NIPS 2018
Sun Dec 2nd through Sat the 8th, 2018 at Palais des Congrès de Montréal
Paper ID: 3133 Distributed Learning without Distress: Privacy-Preserving Empirical Risk Minimization

### Reviewer 1

This paper proposes a multiparty learning algorithm with two different approaches. In the first approach, they combine local models from different owners and then add noise to the global model before revealing it. In the second approach, the global model is trained by each data owner jointly and in each iteration, a sufficient amount of noise is added to the gradient. The gradient perturbation method proposed in this paper is similar to the method proposed in “A Differentially Private Stochastic Gradient Descent Algorithm for Multiparty Classification” by Rajkumar and Agarwal.
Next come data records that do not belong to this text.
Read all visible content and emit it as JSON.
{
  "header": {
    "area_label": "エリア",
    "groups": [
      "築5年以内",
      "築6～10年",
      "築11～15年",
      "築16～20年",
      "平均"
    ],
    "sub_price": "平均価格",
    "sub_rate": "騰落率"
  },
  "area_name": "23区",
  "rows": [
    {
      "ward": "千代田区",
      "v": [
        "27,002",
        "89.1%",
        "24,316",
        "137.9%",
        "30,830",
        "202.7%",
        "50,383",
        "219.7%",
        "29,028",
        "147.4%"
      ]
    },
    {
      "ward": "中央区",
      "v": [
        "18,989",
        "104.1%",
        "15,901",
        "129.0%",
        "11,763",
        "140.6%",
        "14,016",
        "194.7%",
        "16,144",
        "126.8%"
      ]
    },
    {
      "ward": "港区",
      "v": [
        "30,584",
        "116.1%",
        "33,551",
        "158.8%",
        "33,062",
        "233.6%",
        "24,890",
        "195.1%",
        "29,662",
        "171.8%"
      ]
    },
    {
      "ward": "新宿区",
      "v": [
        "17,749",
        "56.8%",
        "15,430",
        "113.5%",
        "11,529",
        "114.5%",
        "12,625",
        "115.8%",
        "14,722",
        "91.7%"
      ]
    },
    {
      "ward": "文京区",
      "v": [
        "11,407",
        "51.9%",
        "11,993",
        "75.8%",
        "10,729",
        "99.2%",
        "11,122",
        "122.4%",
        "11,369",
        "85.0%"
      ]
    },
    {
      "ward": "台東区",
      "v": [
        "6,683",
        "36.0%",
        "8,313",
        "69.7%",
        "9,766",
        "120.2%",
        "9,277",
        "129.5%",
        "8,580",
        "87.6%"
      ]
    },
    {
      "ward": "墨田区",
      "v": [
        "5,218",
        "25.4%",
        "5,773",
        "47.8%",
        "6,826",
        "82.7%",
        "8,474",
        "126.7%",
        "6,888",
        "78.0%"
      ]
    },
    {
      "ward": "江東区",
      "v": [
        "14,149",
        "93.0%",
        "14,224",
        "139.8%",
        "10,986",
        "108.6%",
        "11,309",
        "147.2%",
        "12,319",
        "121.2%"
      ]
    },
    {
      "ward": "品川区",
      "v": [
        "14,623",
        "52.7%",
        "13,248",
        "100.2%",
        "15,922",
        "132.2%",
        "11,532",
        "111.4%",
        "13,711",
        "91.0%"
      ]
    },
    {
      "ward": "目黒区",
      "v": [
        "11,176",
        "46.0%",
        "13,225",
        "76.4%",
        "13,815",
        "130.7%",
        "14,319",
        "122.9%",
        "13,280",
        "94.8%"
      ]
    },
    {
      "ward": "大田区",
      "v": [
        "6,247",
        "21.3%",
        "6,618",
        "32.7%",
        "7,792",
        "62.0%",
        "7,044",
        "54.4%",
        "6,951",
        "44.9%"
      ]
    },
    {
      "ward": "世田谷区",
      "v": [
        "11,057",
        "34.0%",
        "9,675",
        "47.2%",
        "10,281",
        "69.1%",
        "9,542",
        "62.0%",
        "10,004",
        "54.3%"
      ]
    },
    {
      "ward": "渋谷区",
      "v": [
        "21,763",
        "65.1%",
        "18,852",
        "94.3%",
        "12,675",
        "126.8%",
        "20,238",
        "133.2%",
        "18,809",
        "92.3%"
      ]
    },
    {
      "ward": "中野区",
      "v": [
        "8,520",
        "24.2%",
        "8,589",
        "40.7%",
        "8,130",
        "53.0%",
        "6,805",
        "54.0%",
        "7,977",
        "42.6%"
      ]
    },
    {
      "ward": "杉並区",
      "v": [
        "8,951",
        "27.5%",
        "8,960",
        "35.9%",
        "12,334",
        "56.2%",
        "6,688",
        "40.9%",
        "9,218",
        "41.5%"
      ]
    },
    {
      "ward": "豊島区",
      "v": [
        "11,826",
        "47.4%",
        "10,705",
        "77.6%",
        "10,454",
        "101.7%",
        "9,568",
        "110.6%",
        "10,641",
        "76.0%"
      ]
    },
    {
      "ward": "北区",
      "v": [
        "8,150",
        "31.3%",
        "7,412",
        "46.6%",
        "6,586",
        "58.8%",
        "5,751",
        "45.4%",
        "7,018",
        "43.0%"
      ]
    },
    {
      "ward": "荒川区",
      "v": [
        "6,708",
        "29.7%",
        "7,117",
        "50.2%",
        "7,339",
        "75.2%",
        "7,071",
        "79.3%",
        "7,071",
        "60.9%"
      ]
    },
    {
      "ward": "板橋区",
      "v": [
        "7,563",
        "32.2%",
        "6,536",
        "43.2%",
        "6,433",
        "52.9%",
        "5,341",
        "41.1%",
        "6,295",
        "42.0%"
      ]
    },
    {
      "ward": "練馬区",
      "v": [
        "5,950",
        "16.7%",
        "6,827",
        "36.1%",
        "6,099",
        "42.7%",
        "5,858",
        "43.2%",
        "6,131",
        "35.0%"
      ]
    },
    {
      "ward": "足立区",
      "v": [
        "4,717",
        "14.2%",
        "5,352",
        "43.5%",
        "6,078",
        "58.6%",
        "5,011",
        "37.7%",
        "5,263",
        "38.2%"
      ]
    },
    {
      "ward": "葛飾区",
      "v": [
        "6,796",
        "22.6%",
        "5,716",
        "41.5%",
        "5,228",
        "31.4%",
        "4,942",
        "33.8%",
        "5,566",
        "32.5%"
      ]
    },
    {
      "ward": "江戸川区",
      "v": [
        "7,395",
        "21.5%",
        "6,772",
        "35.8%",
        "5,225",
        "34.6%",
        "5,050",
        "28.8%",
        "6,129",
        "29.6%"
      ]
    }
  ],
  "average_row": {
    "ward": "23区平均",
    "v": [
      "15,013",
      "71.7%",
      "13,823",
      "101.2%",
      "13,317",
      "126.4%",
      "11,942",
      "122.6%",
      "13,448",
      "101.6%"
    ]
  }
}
First of all, it would be nice to mention the differences between that work. I think it’s also necessary to use that approach as a baseline in the experiments section. One general problem of this paper is referring to the appendix a lot. This makes the paper harder to follow and understand. Maybe, some of the proofs can be included in the main part of the paper and the more complicated mathematical operations can be given in the appendix. This situation affects the comprehensiveness of the paper. I also have some doubts about the “G” parameter. Is it possible to set the Lipschitz constant to 1 in this case? If it is how do you prove that? Other than this the number of iterations is important in differentially private settings and affect the performance a lot. How did you choose the “T”? In most of the cases MPC Grad P outperforms the other algorithms. How do you explain it performs better than the MPC Output P? To sum up, this is an important problem and this paper brings a solution to this problem.

### Reviewer 2

The problem under investigation in this work is jointly training of convex models over private data. The authors propose to combine MPC with differential privacy. By using MPC the amount of noise required by the differential privacy procedure can be reduced and therefore more accurate models can be built. ======= After reading the response of the authors my evaluation of this work has increased. I do see that there is some novelty in this work but given that several key references were missing, the paper requires a major revision. Moreover, the amount of novelty is limited compared to what is stated in the current version. While this paper may be accepted, it may have larger impact if the authors would take the time to make a big facelift to the paper as well as add more novel content. I have several concerns about this work: 1. The novelty of this work is not clear. For example, Chase et al.: “Private Collaborative Neural Network Learning” have already proposed using MPC to reduce the amount of noise required by Differential Privacy. They proposed a method that scales the noise by the size of the joint dataset, instead of the size of the smallest dataset $n_1$ by jointly computing the some of gradients and the number of records instead of each party computing the average on its data. 2. From the statements of the theorems it is not clear if the approach described here provides the right level of privacy. For example, Theorem 3.4 states that \Theta_T is \epsilon,\delta-differentially private. However, the participants in the joint learning process see \Theta_1, \Theta_2,\ldots,\Theta_T. What do these participants learn about other participants? 3. When adding the noise in the MPC setting it is important to define how the noise is generated since the party that generates the noise should not learn about the data more than allowed by the privacy requirements. 4. In theorem 3.5 the learning rate is bonded to the smoothness of the loss function, why does it make sense?